Atro stumbled forward and stooped over the blade. He tenderly picked up Papa’s sword and gazed longingly at its shining surface. With this weapon he could hurt a lot more people. Perhaps even the Emperor of The Orrient himself, the one truly responsible for his parents’ deaths. Then, with his revenge exacted, he’d be free.
Free? From what? What would I be free from?
A million memories flashed before Atro’s eyes: the golden Wheat Fields he harvested with Papa; the glorious aroma of Mama’s baked bread; the last Christmas he celebrated with his family; the first blood he drew from that soldier 11 months ago; his father causing that distraction for him, pleading him to run; seeing his parents’ names on the list of the condemned; the crow of the Rooster; befriending Firsk and being fugitives of the empire; watching their conspiracy grow and grow until it was a band of outlaws tearing the island apart - but he had only ever wanted one thing. Choices, wild and estranged, that had led him to this very moment: clutching his dead father’s sword on the verge of Christmas day in the ruins of Thindburg.

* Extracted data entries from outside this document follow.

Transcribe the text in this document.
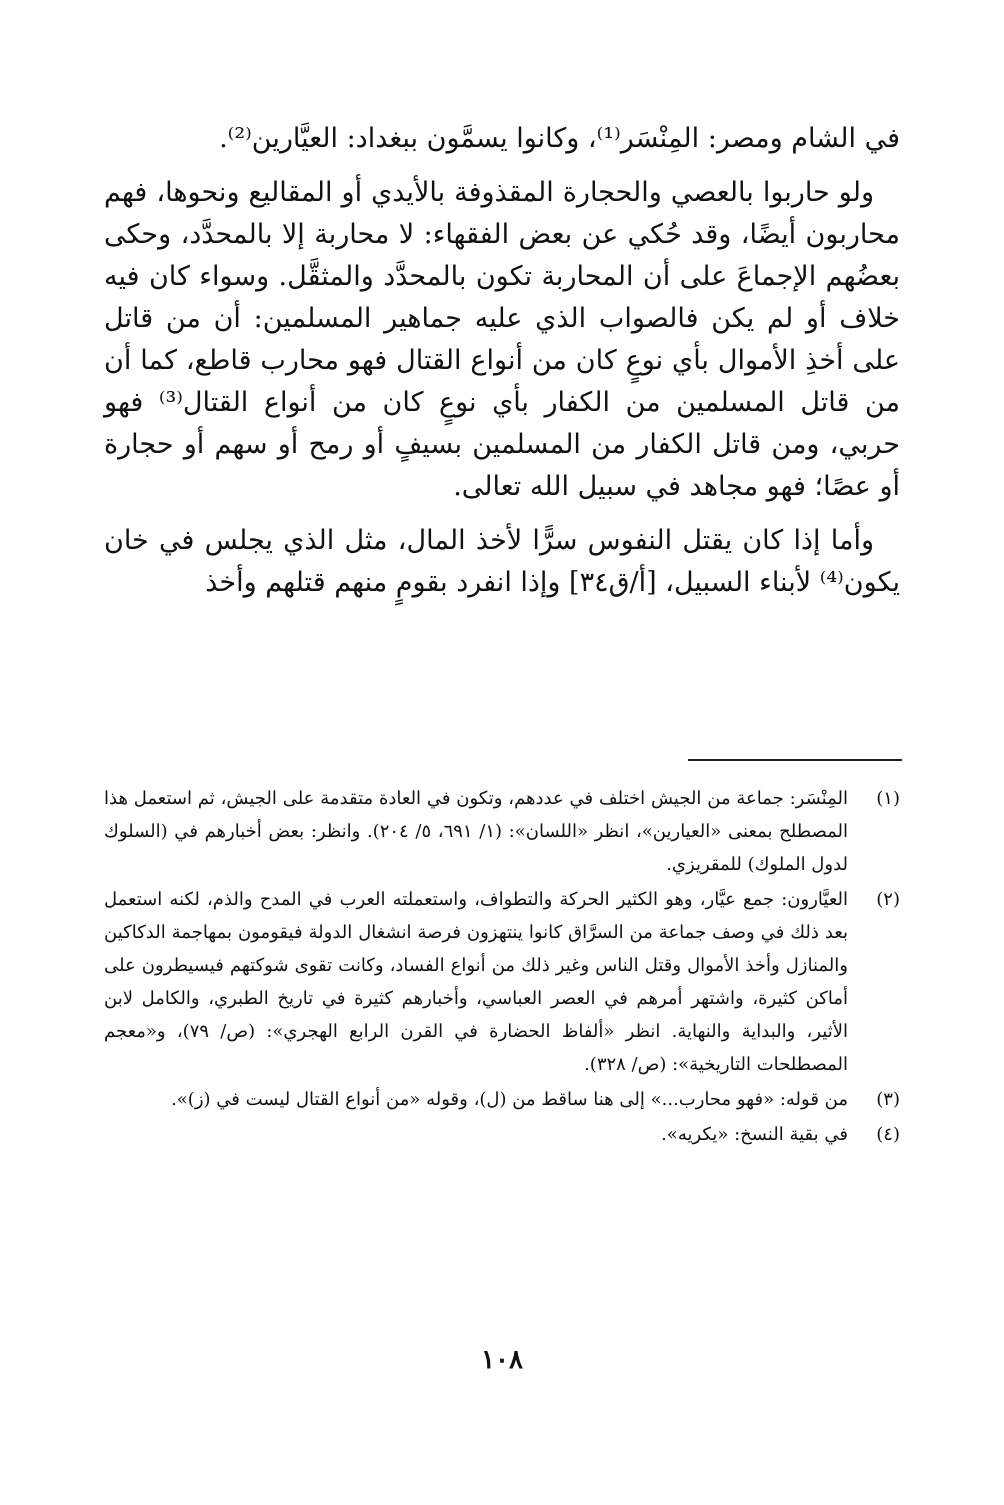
في الشام ومصر: المِنْسَر⁽¹⁾، وكانوا يسمَّون ببغداد: العيَّارين⁽²⁾.

ولو حاربوا بالعصي والحجارة المقذوفة بالأيدي أو المقاليع ونحوها، فهم محاربون أيضًا، وقد حُكي عن بعض الفقهاء: لا محاربة إلا بالمحدَّد، وحكى بعضُهم الإجماعَ على أن المحاربة تكون بالمحدَّد والمثقَّل. وسواء كان فيه خلاف أو لم يكن فالصواب الذي عليه جماهير المسلمين: أن من قاتل على أخذِ الأموال بأي نوعٍ كان من أنواع القتال فهو محارب قاطع، كما أن من قاتل المسلمين من الكفار بأي نوعٍ كان من أنواع القتال⁽³⁾ فهو حربي، ومن قاتل الكفار من المسلمين بسيفٍ أو رمح أو سهم أو حجارة أو عصًا؛ فهو مجاهد في سبيل الله تعالى.

وأما إذا كان يقتل النفوس سرًّا لأخذ المال، مثل الذي يجلس في خان يكون⁽⁴⁾ لأبناء السبيل، [أ/ق٣٤] وإذا انفرد بقومٍ منهم قتلهم وأخذ

(١)
المِنْسَر: جماعة من الجيش اختلف في عددهم، وتكون في العادة متقدمة على الجيش، ثم استعمل هذا المصطلح بمعنى «العيارين»، انظر «اللسان»: (١/ ٦٩١، ٥/ ٢٠٤). وانظر: بعض أخبارهم في (السلوك لدول الملوك) للمقريزي.
(٢)
العيَّارون: جمع عيَّار، وهو الكثير الحركة والتطواف، واستعملته العرب في المدح والذم، لكنه استعمل بعد ذلك في وصف جماعة من السرَّاق كانوا ينتهزون فرصة انشغال الدولة فيقومون بمهاجمة الدكاكين والمنازل وأخذ الأموال وقتل الناس وغير ذلك من أنواع الفساد، وكانت تقوى شوكتهم فيسيطرون على أماكن كثيرة، واشتهر أمرهم في العصر العباسي، وأخبارهم كثيرة في تاريخ الطبري، والكامل لابن الأثير، والبداية والنهاية. انظر «ألفاظ الحضارة في القرن الرابع الهجري»: (ص/ ٧٩)، و«معجم المصطلحات التاريخية»: (ص/ ٣٢٨).
(٣)
من قوله: «فهو محارب...» إلى هنا ساقط من (ل)، وقوله «من أنواع القتال ليست في (ز)».
(٤)
في بقية النسخ: «يكريه».
١٠٨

Atro thought back to what Stacy had said, the avenger with no purpose. He thought about the Emperor, who did not know a single thing about him or his life.
He turned to the General. Stacy’s unmoving body was like that of a ghost frozen in time. A pale look was plastered over his empty shell of a face, dappled with shame yet sprinkled with curiosity. The waterfall of blood that had spewed out of his leg was now merely a trickle. The foot Atro had cut off lay forlornly on the side, his boot all mangled and bloody. But the one on his other leg was as shiny as ever, a lucky boot, not even a single fleck of dust upon its flank. But his broken chestplate heaved no more.

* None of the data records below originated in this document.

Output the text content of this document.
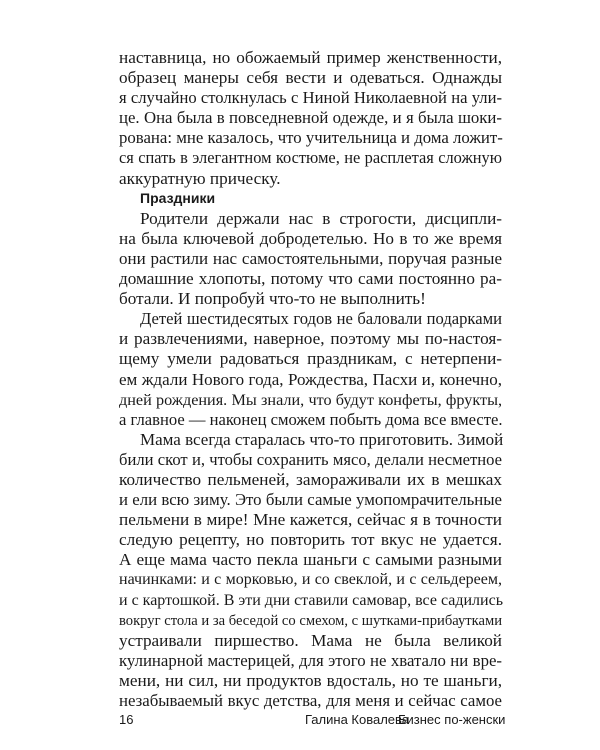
наставница, но обожаемый пример женственности,
образец манеры себя вести и одеваться. Однажды
я случайно столкнулась с Ниной Николаевной на ули-
це. Она была в повседневной одежде, и я была шоки-
рована: мне казалось, что учительница и дома ложит-
ся спать в элегантном костюме, не расплетая сложную
аккуратную прическу.
Праздники
Родители держали нас в строгости, дисципли-
на была ключевой добродетелью. Но в то же время
они растили нас самостоятельными, поручая разные
домашние хлопоты, потому что сами постоянно ра-
ботали. И попробуй что-то не выполнить!
Детей шестидесятых годов не баловали подарками
и развлечениями, наверное, поэтому мы по-настоя-
щему умели радоваться праздникам, с нетерпени-
ем ждали Нового года, Рождества, Пасхи и, конечно,
дней рождения. Мы знали, что будут конфеты, фрукты,
а главное — наконец сможем побыть дома все вместе.
Мама всегда старалась что-то приготовить. Зимой
били скот и, чтобы сохранить мясо, делали несметное
количество пельменей, замораживали их в мешках
и ели всю зиму. Это были самые умопомрачительные
пельмени в мире! Мне кажется, сейчас я в точности
следую рецепту, но повторить тот вкус не удается.
А еще мама часто пекла шаньги с самыми разными
начинками: и с морковью, и со свеклой, и с сельдереем,
и с картошкой. В эти дни ставили самовар, все садились
вокруг стола и за беседой со смехом, с шутками-прибаутками
устраивали пиршество. Мама не была великой
кулинарной мастерицей, для этого не хватало ни вре-
мени, ни сил, ни продуктов вдосталь, но те шаньги,
незабываемый вкус детства, для меня и сейчас самое
16	Галина Ковалева
Бизнес по-женски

With a final heartbroken thrust, Atro sank his father’s sword deep into Stacy’s chest. The steel blade tore through metal and flesh and bone alike, then metal once more. It thudded soundlessly on the cobblestone floor, and then even the ground gave way to the sword’s emotion as it cracked through rock. At last, Atro let go of his father’s gleaming sword, leaving it to wobble at the dark, motionless sky. Stacy didn’t react; he was gone, and so too was the revenge that Atro had sought.
Atro walked back up the street, leaving behind his inheritance and the body of General Stacy. Flickering tears of snow began to fall from the heavens as the silent night drew on.
This is a revised version of a story from 25 December 2021. It was previously called Christmas-killer. Get it? Because they killed Christmas, and he also killed a guy on Chr- nevermind.